D’autres cas montrent que les remaniements familiaux peuvent avoir un impact sur les phénomènes d’identifications des enfants, soumis à des variations des conditions de possibilité oedipiennes qui ne le laissent pas toujours indemne. Enfin, l’auteur présente l’hypothèse de la dyslexie-dysorthographie comme auxiliaire du sur-moi, avant de conclure par une présentation du dispositif qu’il a créé dans son service de pédopsychiatrie pour accueillir et traiter ces psychopathologies singulières présentées par des enfants et des adolescents. Face au discours dominant et simplificateur sur ce symptôme concernant beaucoup d’enfants, Paul Marciano oppose un discours sur la complexité, tentant de prendre en considération tous les paramètres qui peuvent intervenir dans sa constitution, y compris les plus décriés actuellement, ceux que la psychopathologie psychanalytique propose d’éclairer avec ses concepts. Il y parvient avec une grande sérénité en ouvrant les perspectives à d’autres possibles que la seule immanence d’une « neuroscience sans psyché ».
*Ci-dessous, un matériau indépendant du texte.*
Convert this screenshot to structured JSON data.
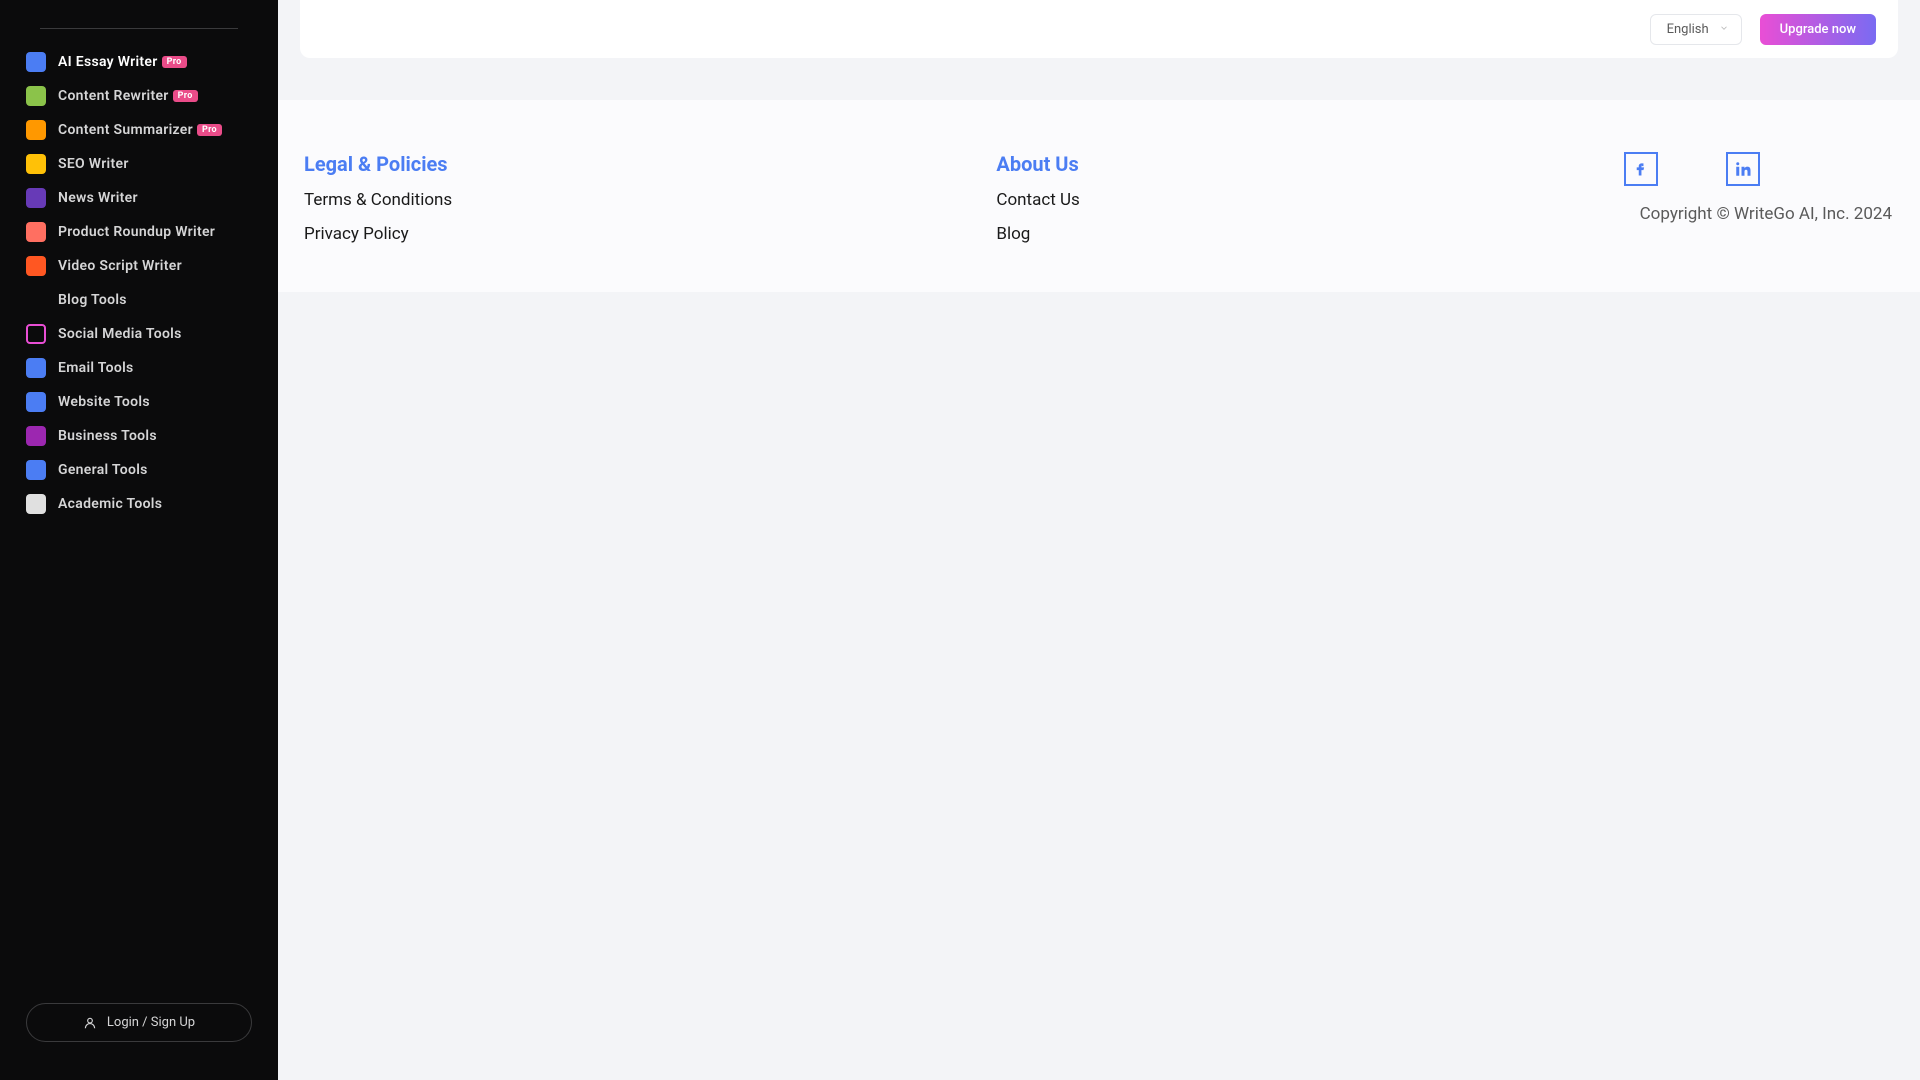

Ce faisant, il participe à l’aventure décisive d’une pédopsychiatrie transférentielle, référée à la psychodynamique comme à beaucoup d’autres savoirs, mais pas sans elle. Cet ouvrage permettra à tous les professionnels de l’enfance de garder un point de vue humanisant dans un domaine pour lequel la tentation d’un tout biologique, fut-il séduisant sur le plan intellectuel, serait préjudiciable pour les enfants concernés sur le plan psycho-affectif. Je ne peux que conseiller vivement la lecture de ce livre. Même les dyslexiques y trouveront des raisons de se poser des questions sur leurs propres difficultés et aussi d’y trouver des réponses vitales pour eux. Merci à Paul Marciano de nous avoir donné l’occasion de reprendre ce débat et de l’avoir fait avancer à grands pas, fut-ce au prix de la complexité.